1o Nouvelle-Calédonie. — Découverte en 1774 par Cook, illustre navigateur anglais, la Nouvelle-Calédonie nous appartient depuis 1853. Son nom, tout à fait insensé, rappelle un pays brumeux, l’Écosse ; or, cette île océanienne est chaude, sous des cieux étincelants.

Inclinée du nord-ouest au sud-est, à 1 300 kilomètres à l’orient des côtes du Queensland (Australie), sa pointe septentrionale est presque effleurée par le 20e degré de latitude sud, et sa pointe méridionale finit entre le 22e et le 25e degré. Elle a 375 kilomètres de long sur 48 à 60 de large, et 1 830 000 hectares : 1 972 000 avec les îles Loyauté, ses dépendances.
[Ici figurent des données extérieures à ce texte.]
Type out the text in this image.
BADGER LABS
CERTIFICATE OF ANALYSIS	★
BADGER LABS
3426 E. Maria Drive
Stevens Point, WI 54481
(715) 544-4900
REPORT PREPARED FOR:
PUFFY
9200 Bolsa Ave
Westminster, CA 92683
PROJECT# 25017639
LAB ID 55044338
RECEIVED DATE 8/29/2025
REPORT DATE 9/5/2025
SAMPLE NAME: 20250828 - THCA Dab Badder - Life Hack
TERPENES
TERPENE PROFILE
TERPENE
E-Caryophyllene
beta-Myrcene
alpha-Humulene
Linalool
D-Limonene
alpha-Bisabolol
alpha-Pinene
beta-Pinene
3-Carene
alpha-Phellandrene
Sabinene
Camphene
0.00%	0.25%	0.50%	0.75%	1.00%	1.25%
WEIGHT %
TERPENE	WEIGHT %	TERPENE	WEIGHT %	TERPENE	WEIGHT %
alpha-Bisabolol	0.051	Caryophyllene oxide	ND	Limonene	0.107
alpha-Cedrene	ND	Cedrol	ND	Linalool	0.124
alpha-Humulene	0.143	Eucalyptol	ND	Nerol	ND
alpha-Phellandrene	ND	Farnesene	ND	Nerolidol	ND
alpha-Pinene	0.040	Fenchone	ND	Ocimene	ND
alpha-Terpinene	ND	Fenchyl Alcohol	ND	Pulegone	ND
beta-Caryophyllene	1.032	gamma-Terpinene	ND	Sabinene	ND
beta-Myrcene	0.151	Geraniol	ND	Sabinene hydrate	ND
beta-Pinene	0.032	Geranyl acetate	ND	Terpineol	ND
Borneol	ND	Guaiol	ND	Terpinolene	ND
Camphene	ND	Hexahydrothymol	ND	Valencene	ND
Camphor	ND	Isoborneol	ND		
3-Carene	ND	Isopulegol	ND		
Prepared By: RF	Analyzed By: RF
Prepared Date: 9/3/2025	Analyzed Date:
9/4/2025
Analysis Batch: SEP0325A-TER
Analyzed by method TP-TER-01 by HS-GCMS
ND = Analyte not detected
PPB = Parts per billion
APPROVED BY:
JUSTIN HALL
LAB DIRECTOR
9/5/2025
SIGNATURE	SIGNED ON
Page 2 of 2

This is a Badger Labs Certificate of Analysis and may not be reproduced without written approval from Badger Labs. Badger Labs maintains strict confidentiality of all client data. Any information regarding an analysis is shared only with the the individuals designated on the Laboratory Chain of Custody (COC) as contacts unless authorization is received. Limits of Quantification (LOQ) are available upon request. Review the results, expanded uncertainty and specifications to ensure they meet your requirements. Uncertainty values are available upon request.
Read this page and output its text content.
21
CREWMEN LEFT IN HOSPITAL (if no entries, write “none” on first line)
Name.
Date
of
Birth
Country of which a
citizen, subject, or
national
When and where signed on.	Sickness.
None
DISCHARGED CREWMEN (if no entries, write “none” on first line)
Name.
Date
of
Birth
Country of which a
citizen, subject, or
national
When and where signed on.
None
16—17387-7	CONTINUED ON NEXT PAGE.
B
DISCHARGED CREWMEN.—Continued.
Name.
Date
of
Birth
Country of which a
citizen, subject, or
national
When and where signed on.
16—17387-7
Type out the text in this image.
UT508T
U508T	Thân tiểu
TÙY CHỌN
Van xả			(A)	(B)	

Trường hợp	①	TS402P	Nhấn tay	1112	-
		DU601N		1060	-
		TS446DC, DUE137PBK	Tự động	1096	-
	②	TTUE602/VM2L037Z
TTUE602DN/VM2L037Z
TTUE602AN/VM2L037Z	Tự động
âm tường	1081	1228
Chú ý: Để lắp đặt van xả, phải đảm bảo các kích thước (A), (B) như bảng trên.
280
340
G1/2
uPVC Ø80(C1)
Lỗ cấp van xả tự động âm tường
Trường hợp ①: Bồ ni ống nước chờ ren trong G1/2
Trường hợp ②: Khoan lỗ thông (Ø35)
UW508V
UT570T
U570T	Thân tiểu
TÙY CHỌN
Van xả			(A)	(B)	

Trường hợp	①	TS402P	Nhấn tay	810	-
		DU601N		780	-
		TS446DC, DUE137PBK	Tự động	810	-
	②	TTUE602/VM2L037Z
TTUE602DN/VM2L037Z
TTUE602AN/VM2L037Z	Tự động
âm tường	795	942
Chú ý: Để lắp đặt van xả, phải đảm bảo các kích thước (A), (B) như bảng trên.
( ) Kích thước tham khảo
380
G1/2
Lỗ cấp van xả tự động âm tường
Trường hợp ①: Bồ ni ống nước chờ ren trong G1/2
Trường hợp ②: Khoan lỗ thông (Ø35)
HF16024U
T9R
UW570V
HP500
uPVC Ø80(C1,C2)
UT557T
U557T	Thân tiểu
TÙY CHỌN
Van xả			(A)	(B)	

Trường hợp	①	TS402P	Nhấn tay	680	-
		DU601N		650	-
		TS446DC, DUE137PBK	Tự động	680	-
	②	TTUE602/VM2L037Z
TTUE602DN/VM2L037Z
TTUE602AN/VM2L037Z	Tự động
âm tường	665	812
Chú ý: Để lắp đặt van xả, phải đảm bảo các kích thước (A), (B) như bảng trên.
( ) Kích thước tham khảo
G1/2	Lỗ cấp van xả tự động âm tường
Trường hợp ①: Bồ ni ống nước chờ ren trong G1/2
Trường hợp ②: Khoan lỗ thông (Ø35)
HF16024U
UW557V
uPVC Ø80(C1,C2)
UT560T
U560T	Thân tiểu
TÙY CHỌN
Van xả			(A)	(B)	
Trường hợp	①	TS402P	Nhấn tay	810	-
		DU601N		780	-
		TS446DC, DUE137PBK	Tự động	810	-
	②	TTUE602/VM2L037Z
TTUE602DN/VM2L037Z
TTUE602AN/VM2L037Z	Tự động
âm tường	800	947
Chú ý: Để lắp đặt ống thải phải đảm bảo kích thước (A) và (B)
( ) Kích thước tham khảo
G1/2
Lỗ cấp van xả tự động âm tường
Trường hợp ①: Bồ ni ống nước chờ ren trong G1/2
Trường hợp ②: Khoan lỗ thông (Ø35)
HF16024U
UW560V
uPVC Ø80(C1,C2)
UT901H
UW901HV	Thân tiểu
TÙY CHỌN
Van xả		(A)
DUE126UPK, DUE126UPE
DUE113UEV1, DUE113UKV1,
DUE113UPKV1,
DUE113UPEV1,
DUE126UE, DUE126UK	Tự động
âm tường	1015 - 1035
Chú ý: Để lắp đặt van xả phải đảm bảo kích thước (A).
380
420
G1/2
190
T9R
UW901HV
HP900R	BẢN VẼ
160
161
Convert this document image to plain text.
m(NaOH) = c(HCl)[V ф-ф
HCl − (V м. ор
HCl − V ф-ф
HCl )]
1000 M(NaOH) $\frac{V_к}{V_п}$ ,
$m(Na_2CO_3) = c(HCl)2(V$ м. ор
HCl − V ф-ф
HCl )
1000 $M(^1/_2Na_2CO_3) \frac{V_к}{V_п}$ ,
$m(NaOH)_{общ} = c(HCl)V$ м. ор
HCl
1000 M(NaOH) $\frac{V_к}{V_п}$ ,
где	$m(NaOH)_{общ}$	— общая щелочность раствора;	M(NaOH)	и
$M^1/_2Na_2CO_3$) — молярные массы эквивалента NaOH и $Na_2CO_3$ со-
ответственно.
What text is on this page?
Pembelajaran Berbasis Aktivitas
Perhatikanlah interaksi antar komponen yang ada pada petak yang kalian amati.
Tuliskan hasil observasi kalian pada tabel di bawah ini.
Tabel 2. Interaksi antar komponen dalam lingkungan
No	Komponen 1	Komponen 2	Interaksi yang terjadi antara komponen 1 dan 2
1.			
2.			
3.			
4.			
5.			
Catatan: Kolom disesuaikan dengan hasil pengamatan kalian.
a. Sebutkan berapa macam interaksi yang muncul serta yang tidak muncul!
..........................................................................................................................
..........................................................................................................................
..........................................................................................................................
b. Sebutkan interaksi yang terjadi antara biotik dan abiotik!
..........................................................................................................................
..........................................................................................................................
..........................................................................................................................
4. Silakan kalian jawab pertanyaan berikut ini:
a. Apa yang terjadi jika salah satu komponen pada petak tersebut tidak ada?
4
Elle a donc la grandeur de trois départements moyens. Des récifs madréporiques, ceinture dangereuse, l’environnent ; ils font office de brise-lames et sont coupés de passes menant à des eaux tranquilles. De nombreuses baies, quelques-unes vastes et sûres, s’ouvrent sur ces flots calmes et reçoivent des torrents sans longueur, la haute montagne étant voisine.

C’est dans le nord de l’île que se dressent les cimes les plus fières qu’on ait mesurées jusqu’à ce jour, là aussi que serpente la plus longue rivière.

La montagne la plus élevée, au-dessus de la côte du nord-est, a 1 700 mètres ; elle a détrôné le Humboldt (1 610 mètres), le Cando des sauvages, mont du sud qu’on avait pris d’abord pour le géant calédonien.

Parmi les torrents qui, de ravine en ravine, à travers des bois d’un vert foncé, s’abandonnent à la raideur de ces monts et courent à la mer d’orient ou à celle d’occident, le plus long, le Diahot, rivière aurifère, finit tout au nord de l’île, sur les plages qui virent Cook aborder en Calédonie.

La Calédonie, climat heureux, a une saison chaude où le thermomètre dépasse rarement 32 degrés, et une saison froide.

Froide ici veut dire fraîche, car dans les mois les plus rudes, qui sont juillet et août[1], le mercure ne descend jamais au-dessous de +9°, au bord de la mer s’entend ; la montagne, suivant ses altitudes, est moins ou beaucoup moins tempérée. En moyenne, il tombe un mètre de pluie par an.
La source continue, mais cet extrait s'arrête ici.